A few minutes later, Hema, Deepak, and Vinu came into the room. I understood now that Stone had been delegated to break the news.

Poor Hema. I should have tried to comfort her, but I was too full of grief and guilt. I felt so very tired. They sat around my bed, Hema weeping, bent over, resting her head on my thigh. I wanted them to leave. I closed my eyes for a moment. I woke up when a nurse came in to silence one of the intravenous pumps. There was no one else in the room. I had her walk me to the bathroom and then I sat in the armchair. I wanted my strength back.

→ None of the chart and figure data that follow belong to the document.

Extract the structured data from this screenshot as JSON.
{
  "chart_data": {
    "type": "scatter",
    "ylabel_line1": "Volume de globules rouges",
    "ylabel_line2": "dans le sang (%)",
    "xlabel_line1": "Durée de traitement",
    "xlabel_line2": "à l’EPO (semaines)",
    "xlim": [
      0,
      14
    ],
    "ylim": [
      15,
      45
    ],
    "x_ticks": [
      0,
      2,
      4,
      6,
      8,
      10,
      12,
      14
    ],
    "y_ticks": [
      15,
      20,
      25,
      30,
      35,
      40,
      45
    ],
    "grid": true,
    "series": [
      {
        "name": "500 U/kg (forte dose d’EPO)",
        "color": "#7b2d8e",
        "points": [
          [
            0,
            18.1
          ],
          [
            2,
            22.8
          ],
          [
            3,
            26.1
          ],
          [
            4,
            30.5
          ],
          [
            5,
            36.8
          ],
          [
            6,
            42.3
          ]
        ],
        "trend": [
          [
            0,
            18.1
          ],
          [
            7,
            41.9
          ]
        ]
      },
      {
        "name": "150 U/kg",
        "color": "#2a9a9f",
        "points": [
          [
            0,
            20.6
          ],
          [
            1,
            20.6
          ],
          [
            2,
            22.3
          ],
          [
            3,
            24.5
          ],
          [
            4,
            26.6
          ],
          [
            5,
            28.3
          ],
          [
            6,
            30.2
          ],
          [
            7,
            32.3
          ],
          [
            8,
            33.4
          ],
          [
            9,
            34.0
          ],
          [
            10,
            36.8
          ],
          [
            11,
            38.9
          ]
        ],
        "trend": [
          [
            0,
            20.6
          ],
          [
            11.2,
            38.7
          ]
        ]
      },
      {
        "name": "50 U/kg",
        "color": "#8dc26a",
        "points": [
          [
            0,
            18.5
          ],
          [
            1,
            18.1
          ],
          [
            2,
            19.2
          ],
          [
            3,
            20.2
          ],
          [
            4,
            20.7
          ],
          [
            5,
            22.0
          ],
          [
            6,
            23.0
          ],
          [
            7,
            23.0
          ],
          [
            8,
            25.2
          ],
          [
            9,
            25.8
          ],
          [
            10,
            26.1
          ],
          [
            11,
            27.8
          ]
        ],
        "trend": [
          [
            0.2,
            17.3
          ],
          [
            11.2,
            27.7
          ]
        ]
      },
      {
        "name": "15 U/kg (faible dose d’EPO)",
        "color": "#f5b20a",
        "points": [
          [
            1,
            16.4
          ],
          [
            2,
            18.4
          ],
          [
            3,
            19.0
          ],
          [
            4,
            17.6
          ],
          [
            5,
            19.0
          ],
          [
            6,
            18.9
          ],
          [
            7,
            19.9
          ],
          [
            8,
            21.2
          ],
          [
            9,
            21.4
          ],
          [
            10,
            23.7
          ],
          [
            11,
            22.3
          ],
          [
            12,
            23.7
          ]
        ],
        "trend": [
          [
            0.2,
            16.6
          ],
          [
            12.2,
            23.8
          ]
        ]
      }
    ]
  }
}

WHEN I AWOKE, Thomas Stone was by my chair. “He can't breathe on his own, and there are no pupillary or other reflexes,” he said in response to my silent query. “He's brain-dead now.”

I said I wanted to see him.

My father wheeled me down the hall where Shiva lay. Hema was with him, her eyes puffy and red, and when she turned to me, I felt ashamed to be alive, ashamed to be the cause of her sorrow.

Shiva looked asleep. It was his turn to sport the spike coming out of his skull—the intracranial pressure monitor. The endotracheal tube skewed his lips, angling his chin up unnaturally. The rise and fall of his chest from the ventilator offered a spot on which to rest my eyes, and my ifs were coming in that rhythm: If I hadn't come to America. If I hadn't seen Tsige. If I hadn't opened the door for Genet …

HEMA WHEELED ME BACK to my room, helped me back in bed.

I said to her, “It would have been better if you and Shiva had buried me. Youd be on your way to Missing now with your favorite son.”

It was a stupid, churlish thing to say, a primitive and subconscious urge to wound her so as to assuage my pain and guilt. But if I expected her to strike back, she didn't. There is a point when grief exceeds the human capacity to emote, and as a result one is strangely composed—she had reached that point.

“Marion, I know you think I favored Shiva … And maybe I did. What can I say but that I'm sorry. A mother loves her children equally … but sometimes one child needs more help, more attention, to get by in the world. Shiva needed that.

“Marion, I have to apologize to you for more than that. I thought you were responsible for Genet being mutilated, circumcised, and all that followed. I held that against you. When we came here, Shiva told me everything. My son, I hope you can forgive me.